Las espadas de luz, las armas de rayos láser, eran de uso corriente en todos los mundos. Luis había recibido su instrucción militar hacía más de un siglo y la guerra para la que se había preparado por fin no había tenido lugar. Pero las normas eran simples y casi imposibles de olvidar.

Cuanto más breve el movimiento, más profunda será la herida.

Sin embargo, Luis comenzó a mover el rayo con rápidas y amplias oscilaciones. Los hombres comenzaron a retroceder, apretándose el abdomen, aunque nada se traslucía en sus rostros cubiertos de dorado pelaje. Cuando el Enemigo es numeroso, se emplean gestos rápidos. Abrir heridas de dos centímetros de profundidad, herir a muchos. ¡Hay que detenerlos!

Luis sintió compasión. Los fanáticos sólo iban armados con espadas y porras. Estaban perdidos…

Sin embargo, uno consiguió golpear a Interlocutor en el brazo que sostenía el desintegrador, la espada golpeó con fuerza suficiente para herirle. Interlocutor dejó caer el arma. Otro hombre se apoderó de ella y la arrojó lejos de sí. Murió en el acto, pues Interlocutor se lanzó sobre él con la mano sana y le arrancó la espina dorsal de un zarpazo. Un tercer hombre cogió el arma al vuelo, dio media vuelta y echó a correr. No intentó hacer uso ella. Se limitó a echar a correr con el arma en los brazos. Luis no pudo darle con el rayo laser; otros estaban intentando matarle a él.

Apuntar siempre al torso.

Luis aún no había matado a nadie. Por fin, aprovechó un breve titubeo del enemigo para matar los dos hombres más próximos a él. No permitir que el enemigo se acerque.

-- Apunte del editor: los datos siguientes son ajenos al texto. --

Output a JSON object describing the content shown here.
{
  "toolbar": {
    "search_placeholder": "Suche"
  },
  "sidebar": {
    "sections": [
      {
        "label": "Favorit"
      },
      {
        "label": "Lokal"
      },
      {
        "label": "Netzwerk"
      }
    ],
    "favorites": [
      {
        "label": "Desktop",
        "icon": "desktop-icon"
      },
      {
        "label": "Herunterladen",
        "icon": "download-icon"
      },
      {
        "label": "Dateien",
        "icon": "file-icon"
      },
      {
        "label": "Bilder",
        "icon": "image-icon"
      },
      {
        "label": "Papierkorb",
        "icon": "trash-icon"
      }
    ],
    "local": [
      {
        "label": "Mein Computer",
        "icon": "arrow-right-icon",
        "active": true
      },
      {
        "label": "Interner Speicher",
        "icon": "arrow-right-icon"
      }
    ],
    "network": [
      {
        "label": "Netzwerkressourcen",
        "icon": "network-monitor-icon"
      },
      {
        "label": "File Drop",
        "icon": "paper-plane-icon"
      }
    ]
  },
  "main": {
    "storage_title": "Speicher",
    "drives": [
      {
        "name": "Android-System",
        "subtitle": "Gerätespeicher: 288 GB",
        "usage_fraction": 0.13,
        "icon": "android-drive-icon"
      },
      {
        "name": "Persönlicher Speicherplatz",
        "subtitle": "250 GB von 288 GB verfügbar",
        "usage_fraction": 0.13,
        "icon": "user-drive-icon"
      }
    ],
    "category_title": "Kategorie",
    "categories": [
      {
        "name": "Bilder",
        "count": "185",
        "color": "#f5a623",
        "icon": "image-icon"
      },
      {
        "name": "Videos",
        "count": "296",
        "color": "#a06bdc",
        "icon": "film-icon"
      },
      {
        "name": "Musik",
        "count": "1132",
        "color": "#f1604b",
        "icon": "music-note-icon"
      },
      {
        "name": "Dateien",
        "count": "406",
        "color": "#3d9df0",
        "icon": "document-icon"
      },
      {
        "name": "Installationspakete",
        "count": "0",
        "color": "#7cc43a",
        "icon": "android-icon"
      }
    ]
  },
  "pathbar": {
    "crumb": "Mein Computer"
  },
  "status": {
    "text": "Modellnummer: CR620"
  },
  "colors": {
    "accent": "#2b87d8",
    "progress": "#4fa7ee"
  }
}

¿Qué tal se las arreglarían los demás?

Interlocutor-de-Animales estaba matando con las manos desnudas, la mano sana, toda garras, le servía para desgarrar, la mano vendada resultaba eficaz como pesada maza. Tenía una especial habilidad para esquivar la punta de una espada mientras tendía el brazo para golpear al hombre que avanzaba detrás. Estaba rodeado, pero los nativos conservaban cierto respeto hacia él. Era una extraña muerte naranja, de casi tres metros de altura, con aguzados dientes.

Caminante se mantenía en guardia con la negra espada de hierro en la mano. Había derribado a tres hombres ante sí, los demás se mantenían a una prudente distancia y su espada chorreaba sangre. Caminante era un peligroso y diestro espadachín. Los nativos entendían de espadas. Teela permanecía detrás suyo, a salvo por el momento, y lo observaba todo con expresión preocupada, como una heroína buena.

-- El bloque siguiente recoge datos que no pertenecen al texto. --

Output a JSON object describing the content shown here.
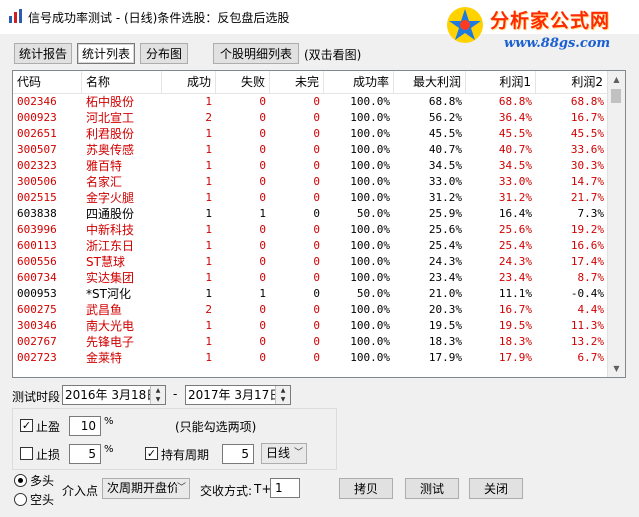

Nessus había emprendido la huida hacia el «Improbable», con una cabeza baja y extendida hacia delante y la otra muy erguida. La primera le servía para otear por las esquinas, la segunda para mirar a lo lejos.

Luis seguía indemne, derribando enemigos a medida que se iban presentando. Agitaba la linterna de rayos laser sin dificultad, cual varita mágica de mortífera luz verde.

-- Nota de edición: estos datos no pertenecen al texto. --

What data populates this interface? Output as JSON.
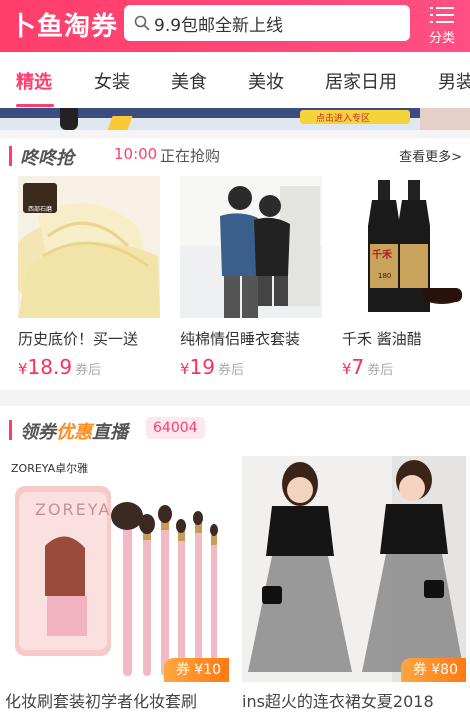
{
  "header": {
    "logo": "卜鱼淘券",
    "search_value": "9.9包邮全新上线",
    "category_label": "分类"
  },
  "tabs": [
    {
      "label": "精选"
    },
    {
      "label": "女装"
    },
    {
      "label": "美食"
    },
    {
      "label": "美妆"
    },
    {
      "label": "居家日用"
    },
    {
      "label": "男装"
    }
  ],
  "banner": {
    "text": "点击进入专区"
  },
  "dongdong": {
    "title": "咚咚抢",
    "time": "10:00",
    "status": "正在抢购",
    "more": "查看更多>",
    "items": [
      {
        "name": "历史底价！买一送",
        "currency": "¥",
        "price": "18.9",
        "after": "券后",
        "brand": "西部石磨"
      },
      {
        "name": "纯棉情侣睡衣套装",
        "currency": "¥",
        "price": "19",
        "after": "券后"
      },
      {
        "name": "千禾 酱油醋",
        "currency": "¥",
        "price": "7",
        "after": "券后",
        "label_a": "千禾",
        "label_b": "180"
      }
    ]
  },
  "live": {
    "title_a": "领券",
    "title_b": "优惠",
    "title_c": "直播",
    "count": "64004",
    "items": [
      {
        "name": "化妆刷套装初学者化妆套刷",
        "coupon": "券 ¥10",
        "brand": "ZOREYA卓尔雅",
        "brand_box": "ZOREYA"
      },
      {
        "name": "ins超火的连衣裙女夏2018",
        "coupon": "券 ¥80"
      }
    ]
  },
  "colors": {
    "accent": "#ff3d6e",
    "price": "#ff2f5a",
    "coupon": "#ff8a1d"
  }
}
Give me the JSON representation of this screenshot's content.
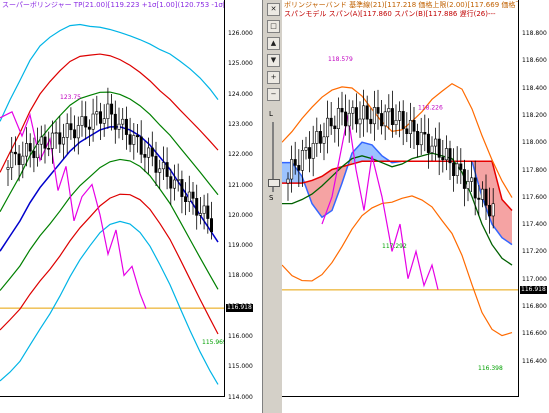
{
  "left_chart": {
    "header": "スーパーボリンジャー TP(21.00)[119.223 +1σ[1.00](120.753 -1σ[1.00](117.694 +2σ[2.00](122.283 -2σ[2.0",
    "y_ticks": [
      "126.000",
      "125.000",
      "124.000",
      "123.000",
      "122.000",
      "121.000",
      "120.000",
      "119.000",
      "118.000",
      "117.000",
      "116.000",
      "115.000",
      "114.000"
    ],
    "current_price": "116.918",
    "high_label": "123.75",
    "low_label": "115.969",
    "colors": {
      "plus2": "#dd0000",
      "minus2": "#dd0000",
      "plus1": "#008000",
      "minus1": "#008000",
      "mid": "#0000cc",
      "plus3": "#00b4e6",
      "minus3": "#00b4e6",
      "chikou": "#e600e6",
      "price_line": "#e6a000"
    }
  },
  "right_chart": {
    "header1": "ボリンジャーバンド 基準線(21)[117.218 価格上限(2.00)[117.669 価格下限(1.00)[116.448",
    "header2": "スパンモデル スパン(A)[117.860 スパン(B)[117.886 遅行(26)---",
    "y_ticks": [
      "118.800",
      "118.600",
      "118.400",
      "118.200",
      "118.000",
      "117.800",
      "117.600",
      "117.400",
      "117.200",
      "117.000",
      "116.800",
      "116.600",
      "116.400"
    ],
    "current_price": "116.918",
    "labels": {
      "high1": "118.579",
      "high2": "118.226",
      "low1": "117.292",
      "low2": "116.398"
    },
    "colors": {
      "band": "#ff6a00",
      "mid": "#006000",
      "span_a": "#3366ff",
      "span_b": "#e60000",
      "chikou": "#e600e6",
      "bear_fill": "#f5a3a3",
      "bull_fill": "#9cc3ff"
    }
  },
  "middle_strip": {
    "slider_label_top": "L",
    "slider_label_bottom": "S"
  }
}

No apuntar nunca a un espejo. Las armaduras brillantes podían jugar una mala pasada a un artista del laser. Aparentemente, aquí habían olvidado ese ardid.

Un hombre cubierto con una manta verde se lanzó sobre Luis Wu, con un pesado martillo en una mano, gritando y haciendo todo lo posible por adoptar un aire amenazador. Una bola de pelo dorado con ojos… Luis agitó el rayo laser de luz verde y el hombre siguió avanzando…

Aterrado, Luis se puso firme y apuntó el laser sin moverlo. El hombre comenzaba a blandir su arma sobre la cabeza de Luis, cuando por fin se encendió un punto de la manta con una pequeña l amarada verde y cayó redondo con el corazón perforado.

Las ropas del mismo color que el rayo del arma pueden ser tan peligrosas como una armadura brillante. ¡Quiera Finagle que no vengan otros vestidos igual! Luis apuntó la luz verde a la nuca del hombre…

Un nativo le cortó la huida a Nessus. Debía ser muy valiente para atacar a un monstruo tan extraño. Luis no consiguió darle de lleno, pero el hombre murió de todos modos, pues Nessus dio media vuelta, soltó una coz, acabó de dar la vuelta y siguió corriendo. Entonces…

Luis lo presenció todo. El titerote entró en un cruce a toda velocidad, con una cabeza muy levantada y la otra baja. De pronto la cabeza que llevaba erguida se desprendió y salió rodando y dando botes. Nessus se detuvo, dio media vuelta y se quedó inmóvil.

Su cuello acababa en un liso muñón y del muñón comenzó a manar sangre tan roja como la de Luis.

Nessus soltó un gemido, una nota aguda y tétrica.

Los nativos le habían tendido una trampa con el alambre de las pantallas.

Luis tenía doscientos años de edad. No era la primera vez que se veía en el trance de perder a un amigo, Continuó combatiendo, blandiendo su espada de rayos laser casi por instinto. «Pobre Nessus. Pero yo puedo ser el próximo…»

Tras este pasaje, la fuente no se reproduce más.